Elements diagram Architecture diagram: the integrated app on the left shows a QR screen with a node selector; the user's wallet on the right scans the QR and signs the challenge; in the middle a public node mediates the exchange and resolves the user's DID document on the Almena mesh. Integrated app QR + node selector Almena network Public node did:almena:… Almena Wallet Challenge Auth result Signed proof Scan QR Resolve DID
  • Integrated app Embeds the login button. Displays the QR and node selector. Receives the authentication result.
  • QR + node selector Encodes the session, the challenge and the chosen public node URL.

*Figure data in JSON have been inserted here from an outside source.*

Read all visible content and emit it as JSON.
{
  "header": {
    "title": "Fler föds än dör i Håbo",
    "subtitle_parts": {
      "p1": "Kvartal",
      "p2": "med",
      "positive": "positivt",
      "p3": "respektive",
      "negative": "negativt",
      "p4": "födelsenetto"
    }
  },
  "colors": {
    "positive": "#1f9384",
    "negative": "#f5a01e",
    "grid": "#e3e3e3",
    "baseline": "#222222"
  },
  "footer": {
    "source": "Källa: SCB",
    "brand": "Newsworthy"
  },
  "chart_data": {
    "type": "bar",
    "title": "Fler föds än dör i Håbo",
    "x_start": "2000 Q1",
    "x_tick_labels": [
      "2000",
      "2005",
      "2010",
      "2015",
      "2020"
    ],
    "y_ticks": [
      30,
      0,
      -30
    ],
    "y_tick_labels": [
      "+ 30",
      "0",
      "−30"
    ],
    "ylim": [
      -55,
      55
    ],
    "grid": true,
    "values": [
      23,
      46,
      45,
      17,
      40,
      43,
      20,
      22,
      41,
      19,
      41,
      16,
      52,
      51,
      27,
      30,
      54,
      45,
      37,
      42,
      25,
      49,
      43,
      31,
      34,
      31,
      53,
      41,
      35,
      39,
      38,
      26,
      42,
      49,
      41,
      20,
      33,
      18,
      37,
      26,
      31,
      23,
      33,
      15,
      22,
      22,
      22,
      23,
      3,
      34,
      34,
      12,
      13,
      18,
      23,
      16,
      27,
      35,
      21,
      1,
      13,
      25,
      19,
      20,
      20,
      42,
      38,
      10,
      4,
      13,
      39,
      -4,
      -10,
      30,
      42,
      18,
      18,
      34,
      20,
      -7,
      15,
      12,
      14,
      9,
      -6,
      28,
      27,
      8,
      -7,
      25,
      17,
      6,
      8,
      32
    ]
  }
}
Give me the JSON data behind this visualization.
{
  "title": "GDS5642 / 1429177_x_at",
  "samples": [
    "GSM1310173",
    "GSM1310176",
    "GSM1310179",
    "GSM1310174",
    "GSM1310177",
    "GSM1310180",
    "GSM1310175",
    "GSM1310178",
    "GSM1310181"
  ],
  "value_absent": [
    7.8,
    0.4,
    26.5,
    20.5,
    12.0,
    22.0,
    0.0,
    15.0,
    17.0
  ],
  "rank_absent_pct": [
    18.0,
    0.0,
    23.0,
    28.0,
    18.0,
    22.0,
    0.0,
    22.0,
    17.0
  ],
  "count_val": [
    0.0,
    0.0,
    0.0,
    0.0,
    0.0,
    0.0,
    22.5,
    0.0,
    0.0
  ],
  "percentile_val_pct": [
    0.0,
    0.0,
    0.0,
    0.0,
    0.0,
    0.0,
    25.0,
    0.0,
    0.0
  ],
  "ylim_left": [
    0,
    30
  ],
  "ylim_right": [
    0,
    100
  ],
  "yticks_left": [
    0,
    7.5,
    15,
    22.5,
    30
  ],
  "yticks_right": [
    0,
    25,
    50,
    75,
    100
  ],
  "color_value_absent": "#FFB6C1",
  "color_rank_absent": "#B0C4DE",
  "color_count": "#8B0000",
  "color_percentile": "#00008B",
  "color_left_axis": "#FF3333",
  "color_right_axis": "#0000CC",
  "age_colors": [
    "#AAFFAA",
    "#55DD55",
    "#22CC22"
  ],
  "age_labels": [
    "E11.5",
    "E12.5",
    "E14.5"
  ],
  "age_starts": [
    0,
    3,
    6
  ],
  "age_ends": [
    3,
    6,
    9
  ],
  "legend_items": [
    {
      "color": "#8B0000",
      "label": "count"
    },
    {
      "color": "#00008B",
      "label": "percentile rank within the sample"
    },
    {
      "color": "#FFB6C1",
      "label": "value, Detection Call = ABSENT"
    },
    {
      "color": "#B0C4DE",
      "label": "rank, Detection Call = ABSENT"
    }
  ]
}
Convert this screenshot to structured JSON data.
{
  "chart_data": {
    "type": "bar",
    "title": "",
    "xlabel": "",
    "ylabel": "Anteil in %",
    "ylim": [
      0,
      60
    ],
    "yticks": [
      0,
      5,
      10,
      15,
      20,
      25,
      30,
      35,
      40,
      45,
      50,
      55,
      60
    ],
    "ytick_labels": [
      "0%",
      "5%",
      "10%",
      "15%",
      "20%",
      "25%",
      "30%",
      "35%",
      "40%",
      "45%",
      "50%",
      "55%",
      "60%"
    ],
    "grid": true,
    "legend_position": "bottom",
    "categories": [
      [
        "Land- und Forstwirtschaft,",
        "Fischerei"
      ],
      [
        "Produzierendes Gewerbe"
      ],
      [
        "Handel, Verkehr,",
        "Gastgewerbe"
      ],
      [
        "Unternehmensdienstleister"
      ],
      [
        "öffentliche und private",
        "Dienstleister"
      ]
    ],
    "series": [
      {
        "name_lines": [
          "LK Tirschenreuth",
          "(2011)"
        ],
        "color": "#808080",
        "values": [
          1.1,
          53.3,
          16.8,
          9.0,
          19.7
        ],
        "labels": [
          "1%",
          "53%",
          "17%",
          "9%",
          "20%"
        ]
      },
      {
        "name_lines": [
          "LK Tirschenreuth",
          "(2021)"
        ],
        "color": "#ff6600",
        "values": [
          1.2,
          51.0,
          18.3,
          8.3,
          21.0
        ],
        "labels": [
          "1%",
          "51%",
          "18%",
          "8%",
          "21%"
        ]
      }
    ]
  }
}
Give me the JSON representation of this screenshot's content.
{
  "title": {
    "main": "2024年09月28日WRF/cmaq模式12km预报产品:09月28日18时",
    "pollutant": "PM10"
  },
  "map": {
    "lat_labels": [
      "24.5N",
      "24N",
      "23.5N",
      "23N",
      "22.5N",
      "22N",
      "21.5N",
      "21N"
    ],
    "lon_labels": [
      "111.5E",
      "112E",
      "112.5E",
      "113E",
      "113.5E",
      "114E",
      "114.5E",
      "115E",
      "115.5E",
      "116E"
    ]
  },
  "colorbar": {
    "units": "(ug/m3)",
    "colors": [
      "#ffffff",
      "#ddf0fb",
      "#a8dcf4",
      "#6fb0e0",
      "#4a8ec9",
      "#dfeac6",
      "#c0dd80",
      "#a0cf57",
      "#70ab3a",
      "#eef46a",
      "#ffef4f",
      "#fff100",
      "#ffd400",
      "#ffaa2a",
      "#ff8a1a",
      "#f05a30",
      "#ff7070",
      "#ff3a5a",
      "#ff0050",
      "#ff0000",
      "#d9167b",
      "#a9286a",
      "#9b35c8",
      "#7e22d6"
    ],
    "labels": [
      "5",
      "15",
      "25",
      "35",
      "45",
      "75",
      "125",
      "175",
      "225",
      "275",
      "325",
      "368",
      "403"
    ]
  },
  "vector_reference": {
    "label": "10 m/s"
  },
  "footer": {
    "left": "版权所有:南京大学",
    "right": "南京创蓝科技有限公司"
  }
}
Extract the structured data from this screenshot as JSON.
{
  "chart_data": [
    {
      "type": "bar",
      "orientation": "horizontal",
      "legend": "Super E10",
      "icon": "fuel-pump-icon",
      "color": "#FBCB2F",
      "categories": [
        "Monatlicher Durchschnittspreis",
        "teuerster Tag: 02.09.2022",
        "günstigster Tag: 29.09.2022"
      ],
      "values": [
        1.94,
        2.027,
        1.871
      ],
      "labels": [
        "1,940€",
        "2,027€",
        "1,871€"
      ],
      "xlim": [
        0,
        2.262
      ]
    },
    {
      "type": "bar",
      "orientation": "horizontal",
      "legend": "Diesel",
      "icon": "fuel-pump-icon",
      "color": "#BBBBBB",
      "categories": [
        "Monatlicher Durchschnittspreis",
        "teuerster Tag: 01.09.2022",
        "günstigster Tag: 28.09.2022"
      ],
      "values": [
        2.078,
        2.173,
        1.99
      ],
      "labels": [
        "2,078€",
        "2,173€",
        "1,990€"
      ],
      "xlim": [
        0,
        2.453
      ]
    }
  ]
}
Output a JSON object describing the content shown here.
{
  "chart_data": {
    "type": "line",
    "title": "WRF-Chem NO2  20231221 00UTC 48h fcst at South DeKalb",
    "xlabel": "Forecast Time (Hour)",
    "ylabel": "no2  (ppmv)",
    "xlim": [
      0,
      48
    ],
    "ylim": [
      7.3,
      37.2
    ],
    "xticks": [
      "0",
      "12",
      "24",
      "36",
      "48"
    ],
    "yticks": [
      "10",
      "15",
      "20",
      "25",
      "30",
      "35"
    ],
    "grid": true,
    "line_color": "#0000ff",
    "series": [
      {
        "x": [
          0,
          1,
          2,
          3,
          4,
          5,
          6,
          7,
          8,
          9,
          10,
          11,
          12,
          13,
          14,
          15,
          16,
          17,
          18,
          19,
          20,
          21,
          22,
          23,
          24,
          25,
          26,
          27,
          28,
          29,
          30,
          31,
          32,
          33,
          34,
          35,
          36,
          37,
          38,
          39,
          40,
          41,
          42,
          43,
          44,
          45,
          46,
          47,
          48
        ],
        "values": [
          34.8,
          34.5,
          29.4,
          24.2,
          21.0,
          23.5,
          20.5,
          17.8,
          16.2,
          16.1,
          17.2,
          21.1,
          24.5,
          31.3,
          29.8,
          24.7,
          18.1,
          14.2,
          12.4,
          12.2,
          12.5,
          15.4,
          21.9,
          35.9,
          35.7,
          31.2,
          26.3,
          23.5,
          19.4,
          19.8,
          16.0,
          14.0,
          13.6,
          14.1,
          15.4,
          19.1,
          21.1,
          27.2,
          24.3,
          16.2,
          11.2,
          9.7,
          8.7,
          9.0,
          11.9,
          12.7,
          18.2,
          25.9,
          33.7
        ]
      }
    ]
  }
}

  • Almena Wallet Holds the user's DID and private key. Scans the QR, asks for biometrics, signs the challenge.
  • Public node Mediates the exchange. Verifies the signature against the DID document.
  • Almena network P2P mesh of nodes that keep DID documents in sync. Any node returns the same document.

Security notes

  • The application never receives the user's private key — only a verifiable signature on the challenge.
  • Signatures use post-quantum primitives (ML-DSA-87, NIST FIPS 204) and the verifying key is read from the DID document published on the Almena mesh — not just the DID literal. Even a malicious node cannot substitute a different signing key: the daemon cross-checks the document key against the multibase-encoded key inside the DID identifier and refuses any mismatch.
  • The user picks which public node mediates the exchange. The node never holds long-term secrets: every authentication is cryptographically bound to the user's DID, not to the node.
  • The challenge is single-use and short-lived (60 s default, 300 s ceiling). Replays are rejected by the node and the wallet; the second proof for the same id returns 409 Conflict.
  • If the user has not yet published their DID document, the node refuses the proof with a clear error rather than silently trusting the DID literal — login requires a published, network-resolvable identity.
  • Reject on the wallet is also authenticated: the wallet sends back the QR's nonce so the node can confirm the rejecter actually scanned the QR before flipping the challenge state. The integrator's UI surfaces the rejection on its next poll without waiting for the timeout.